GRANDNER: So ACT is a therapy modality that’s been around for decades and in the psychotherapy space. But ACT as it applies to sleep, it’s all about accepting that there may be things you cannot change and committing to doing what you can do anyway.

So, for example, sleep does not have to be perfect to be fine. Like, you don’t have to have a perfect diet to not have, you know, Type 2 diabetes and a heart attack at age 50.

… It’s not one extreme or the other. When people lose sleep for a little while and they lose their appetite for one reason or another for sleep, sometimes they start catastrophizing. And that becomes the stress that keeps them awake in the future.

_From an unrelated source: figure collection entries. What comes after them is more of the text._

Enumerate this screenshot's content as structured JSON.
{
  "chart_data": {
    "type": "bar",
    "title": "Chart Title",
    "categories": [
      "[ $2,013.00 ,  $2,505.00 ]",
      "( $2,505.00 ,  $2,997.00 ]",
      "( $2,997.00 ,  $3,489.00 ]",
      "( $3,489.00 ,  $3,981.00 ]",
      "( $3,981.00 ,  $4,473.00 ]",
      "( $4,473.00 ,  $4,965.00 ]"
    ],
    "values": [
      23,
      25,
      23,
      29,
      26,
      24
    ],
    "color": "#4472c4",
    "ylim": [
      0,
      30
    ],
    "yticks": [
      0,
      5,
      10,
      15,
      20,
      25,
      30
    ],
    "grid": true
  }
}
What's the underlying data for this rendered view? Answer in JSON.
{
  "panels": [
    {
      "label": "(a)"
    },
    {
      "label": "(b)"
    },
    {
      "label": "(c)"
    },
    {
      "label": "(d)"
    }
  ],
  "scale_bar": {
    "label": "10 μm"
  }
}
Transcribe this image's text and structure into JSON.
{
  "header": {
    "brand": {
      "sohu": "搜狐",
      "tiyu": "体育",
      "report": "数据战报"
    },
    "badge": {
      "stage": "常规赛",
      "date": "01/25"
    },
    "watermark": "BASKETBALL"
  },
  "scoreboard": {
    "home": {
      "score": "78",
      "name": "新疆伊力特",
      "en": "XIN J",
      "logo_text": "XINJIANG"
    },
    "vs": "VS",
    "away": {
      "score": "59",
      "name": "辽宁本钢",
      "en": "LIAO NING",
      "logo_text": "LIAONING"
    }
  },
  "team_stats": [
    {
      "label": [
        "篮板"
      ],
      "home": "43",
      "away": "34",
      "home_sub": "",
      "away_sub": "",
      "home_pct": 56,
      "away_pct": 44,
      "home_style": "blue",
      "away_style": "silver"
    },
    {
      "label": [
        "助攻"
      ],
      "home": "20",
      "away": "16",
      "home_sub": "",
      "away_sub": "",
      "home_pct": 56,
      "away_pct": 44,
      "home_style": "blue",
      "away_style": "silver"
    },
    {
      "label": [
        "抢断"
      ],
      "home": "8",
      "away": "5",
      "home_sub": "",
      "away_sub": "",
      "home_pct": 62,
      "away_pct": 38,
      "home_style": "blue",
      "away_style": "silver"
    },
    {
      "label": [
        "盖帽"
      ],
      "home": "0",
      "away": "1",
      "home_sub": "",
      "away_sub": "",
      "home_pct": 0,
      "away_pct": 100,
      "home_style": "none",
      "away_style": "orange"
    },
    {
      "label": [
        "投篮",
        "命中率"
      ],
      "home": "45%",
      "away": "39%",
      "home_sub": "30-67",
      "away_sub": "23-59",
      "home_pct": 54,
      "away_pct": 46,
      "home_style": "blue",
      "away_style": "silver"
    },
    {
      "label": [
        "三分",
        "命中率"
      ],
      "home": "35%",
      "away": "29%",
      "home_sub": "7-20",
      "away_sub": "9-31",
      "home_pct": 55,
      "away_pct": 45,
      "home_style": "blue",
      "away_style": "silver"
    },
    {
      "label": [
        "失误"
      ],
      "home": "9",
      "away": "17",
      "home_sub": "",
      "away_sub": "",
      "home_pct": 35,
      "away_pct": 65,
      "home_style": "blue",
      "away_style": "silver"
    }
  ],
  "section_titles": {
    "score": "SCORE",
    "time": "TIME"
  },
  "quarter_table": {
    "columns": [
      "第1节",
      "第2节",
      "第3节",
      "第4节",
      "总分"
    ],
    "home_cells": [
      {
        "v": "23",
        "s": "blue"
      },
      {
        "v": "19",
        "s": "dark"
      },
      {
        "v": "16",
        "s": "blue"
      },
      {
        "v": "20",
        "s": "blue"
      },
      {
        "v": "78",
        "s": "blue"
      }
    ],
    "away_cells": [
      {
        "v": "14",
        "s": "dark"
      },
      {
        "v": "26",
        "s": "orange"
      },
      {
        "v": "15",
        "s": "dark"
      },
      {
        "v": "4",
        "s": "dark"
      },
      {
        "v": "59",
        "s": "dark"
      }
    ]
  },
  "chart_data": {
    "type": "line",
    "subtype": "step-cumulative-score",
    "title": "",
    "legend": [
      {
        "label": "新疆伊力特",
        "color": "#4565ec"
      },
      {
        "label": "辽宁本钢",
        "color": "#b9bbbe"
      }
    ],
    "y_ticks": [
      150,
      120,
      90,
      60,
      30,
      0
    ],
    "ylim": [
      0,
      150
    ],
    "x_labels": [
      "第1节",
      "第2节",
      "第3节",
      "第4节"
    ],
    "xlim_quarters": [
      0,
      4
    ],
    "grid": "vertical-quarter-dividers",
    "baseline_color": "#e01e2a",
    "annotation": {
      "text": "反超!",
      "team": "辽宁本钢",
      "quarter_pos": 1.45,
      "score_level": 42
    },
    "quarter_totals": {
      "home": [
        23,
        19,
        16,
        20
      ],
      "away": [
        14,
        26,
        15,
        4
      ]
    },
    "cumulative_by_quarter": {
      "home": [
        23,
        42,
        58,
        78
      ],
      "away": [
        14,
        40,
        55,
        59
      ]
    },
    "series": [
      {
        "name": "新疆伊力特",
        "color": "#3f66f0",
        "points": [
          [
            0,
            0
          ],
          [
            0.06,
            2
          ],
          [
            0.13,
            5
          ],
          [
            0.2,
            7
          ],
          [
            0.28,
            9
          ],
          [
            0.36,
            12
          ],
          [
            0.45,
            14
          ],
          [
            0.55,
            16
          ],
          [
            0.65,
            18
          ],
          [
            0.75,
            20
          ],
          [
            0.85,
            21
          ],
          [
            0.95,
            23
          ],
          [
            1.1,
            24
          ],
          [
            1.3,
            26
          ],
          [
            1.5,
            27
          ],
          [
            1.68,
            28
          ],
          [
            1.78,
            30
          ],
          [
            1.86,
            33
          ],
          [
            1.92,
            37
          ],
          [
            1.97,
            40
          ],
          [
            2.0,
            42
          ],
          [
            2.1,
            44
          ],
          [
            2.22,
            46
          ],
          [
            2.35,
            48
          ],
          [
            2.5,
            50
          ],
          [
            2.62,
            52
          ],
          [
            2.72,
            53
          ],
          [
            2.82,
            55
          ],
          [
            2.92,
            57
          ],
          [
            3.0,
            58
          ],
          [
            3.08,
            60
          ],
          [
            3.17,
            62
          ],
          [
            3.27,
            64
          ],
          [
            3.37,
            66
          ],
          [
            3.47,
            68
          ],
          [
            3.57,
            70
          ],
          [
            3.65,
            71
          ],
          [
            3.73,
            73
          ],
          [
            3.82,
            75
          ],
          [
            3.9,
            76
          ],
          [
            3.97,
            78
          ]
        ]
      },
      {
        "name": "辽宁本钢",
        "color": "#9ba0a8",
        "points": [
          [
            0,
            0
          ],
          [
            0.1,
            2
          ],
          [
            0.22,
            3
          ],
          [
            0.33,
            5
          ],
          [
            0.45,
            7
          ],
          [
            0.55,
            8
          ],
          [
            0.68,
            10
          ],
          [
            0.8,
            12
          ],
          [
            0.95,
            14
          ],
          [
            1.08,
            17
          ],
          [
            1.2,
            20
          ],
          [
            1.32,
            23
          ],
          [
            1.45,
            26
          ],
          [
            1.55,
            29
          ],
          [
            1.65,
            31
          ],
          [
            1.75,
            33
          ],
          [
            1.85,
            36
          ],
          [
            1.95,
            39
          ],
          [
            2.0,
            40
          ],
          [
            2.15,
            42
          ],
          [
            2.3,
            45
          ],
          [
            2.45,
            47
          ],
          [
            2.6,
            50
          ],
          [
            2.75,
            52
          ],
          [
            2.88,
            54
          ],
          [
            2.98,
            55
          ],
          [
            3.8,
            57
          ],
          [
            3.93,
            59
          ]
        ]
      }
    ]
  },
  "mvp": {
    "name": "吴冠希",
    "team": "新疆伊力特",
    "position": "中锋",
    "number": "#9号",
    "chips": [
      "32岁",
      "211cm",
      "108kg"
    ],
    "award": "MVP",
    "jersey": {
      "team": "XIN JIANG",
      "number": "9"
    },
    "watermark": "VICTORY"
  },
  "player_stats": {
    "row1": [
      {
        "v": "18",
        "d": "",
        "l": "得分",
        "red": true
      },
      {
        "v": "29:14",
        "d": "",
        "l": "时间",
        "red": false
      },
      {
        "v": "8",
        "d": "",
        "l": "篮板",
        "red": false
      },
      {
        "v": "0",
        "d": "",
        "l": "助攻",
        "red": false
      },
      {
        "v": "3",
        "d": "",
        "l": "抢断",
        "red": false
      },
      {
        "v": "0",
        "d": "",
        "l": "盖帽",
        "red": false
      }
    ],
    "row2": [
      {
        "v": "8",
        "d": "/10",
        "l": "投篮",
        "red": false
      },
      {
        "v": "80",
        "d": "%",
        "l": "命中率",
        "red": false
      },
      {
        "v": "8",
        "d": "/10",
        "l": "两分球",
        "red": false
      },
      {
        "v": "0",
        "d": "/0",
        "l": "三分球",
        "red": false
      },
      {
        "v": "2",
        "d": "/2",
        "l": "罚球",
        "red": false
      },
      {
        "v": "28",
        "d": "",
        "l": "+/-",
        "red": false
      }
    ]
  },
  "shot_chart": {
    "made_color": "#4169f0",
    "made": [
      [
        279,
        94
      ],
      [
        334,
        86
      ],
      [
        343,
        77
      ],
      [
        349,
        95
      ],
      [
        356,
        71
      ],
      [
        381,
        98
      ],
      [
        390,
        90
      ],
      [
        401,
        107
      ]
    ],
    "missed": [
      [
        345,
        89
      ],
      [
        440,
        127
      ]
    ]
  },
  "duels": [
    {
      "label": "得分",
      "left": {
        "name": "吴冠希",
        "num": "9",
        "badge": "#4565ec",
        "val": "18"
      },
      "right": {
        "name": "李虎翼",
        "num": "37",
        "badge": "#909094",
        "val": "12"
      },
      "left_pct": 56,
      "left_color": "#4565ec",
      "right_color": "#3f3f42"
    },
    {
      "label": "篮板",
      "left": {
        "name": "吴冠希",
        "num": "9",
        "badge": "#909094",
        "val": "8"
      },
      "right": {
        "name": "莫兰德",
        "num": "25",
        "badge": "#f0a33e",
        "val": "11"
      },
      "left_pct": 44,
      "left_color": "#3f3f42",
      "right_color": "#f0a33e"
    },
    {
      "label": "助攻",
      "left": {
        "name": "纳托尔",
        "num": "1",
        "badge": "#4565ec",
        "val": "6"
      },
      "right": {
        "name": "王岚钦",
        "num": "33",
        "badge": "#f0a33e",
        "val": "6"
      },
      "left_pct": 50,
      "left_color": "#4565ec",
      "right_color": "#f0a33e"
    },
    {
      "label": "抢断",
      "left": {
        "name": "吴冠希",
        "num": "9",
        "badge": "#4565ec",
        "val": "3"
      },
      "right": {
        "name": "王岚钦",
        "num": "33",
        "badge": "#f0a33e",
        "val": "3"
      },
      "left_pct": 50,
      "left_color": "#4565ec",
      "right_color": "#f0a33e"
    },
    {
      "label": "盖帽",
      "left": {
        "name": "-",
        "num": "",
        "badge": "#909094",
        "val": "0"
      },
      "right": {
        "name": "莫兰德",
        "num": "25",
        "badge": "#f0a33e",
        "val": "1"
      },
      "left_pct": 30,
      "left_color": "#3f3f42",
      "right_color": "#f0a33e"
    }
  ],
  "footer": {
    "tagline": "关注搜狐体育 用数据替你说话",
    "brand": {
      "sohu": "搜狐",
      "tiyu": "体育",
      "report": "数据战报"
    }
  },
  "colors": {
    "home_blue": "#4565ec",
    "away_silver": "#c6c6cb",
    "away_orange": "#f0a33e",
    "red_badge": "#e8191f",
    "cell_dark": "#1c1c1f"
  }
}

So sometimes but if you say like, “Look I didn’t have a great night tonight. I’ll mostly be fine tomorrow. And you know what. I may go to bed a little bit early the next day. And if I can’t sleep, then by the third day I’ll be a little extra tired, and then it’ll work itself out.” And you have a perspective of accepting some of the ebbs and flows, and you just don’t add stress into the system.

DINGMAN: You know, it’s so interesting the way you’re talking about this. I mean, a moment ago, we were talking about how for a long time in American culture, sleeping was equated with laziness or like being an unproductive person. Like if you’re a person who sleeps, you’re not a good student of life, say. … And it’s almost like now that the culture around sleep has shifted, we’ve taken the values we used to associate with not sleeping and put them on sleeping. Like I have to get sleep and I have to be the best sleeper and I have, I have to do A+ sleep or else I’m sleeping wrong. [LAUGHS]

GRANDNER: Right. But if you look at it, it’s actually the same values. It’s this black and white thinking. … It’s overachiever thinking of: I need to optimize and I need to be maximally successful. What does that mean? That means sleeping. Not at all until maybe I die. Or then actually, no, it means getting eight hours. And if I don’t get it. Like, either way, you create this test that you are set up to fail and then stress about. You are you. You are not your numbers and you are not an idealized version that doesn’t exist. You can strive to be better without always feeling inadequate. And I think it’s this balance. It’s this, you know, if things aren’t perfect, you know, try to be better, but don’t make ourselves crazy in doing so.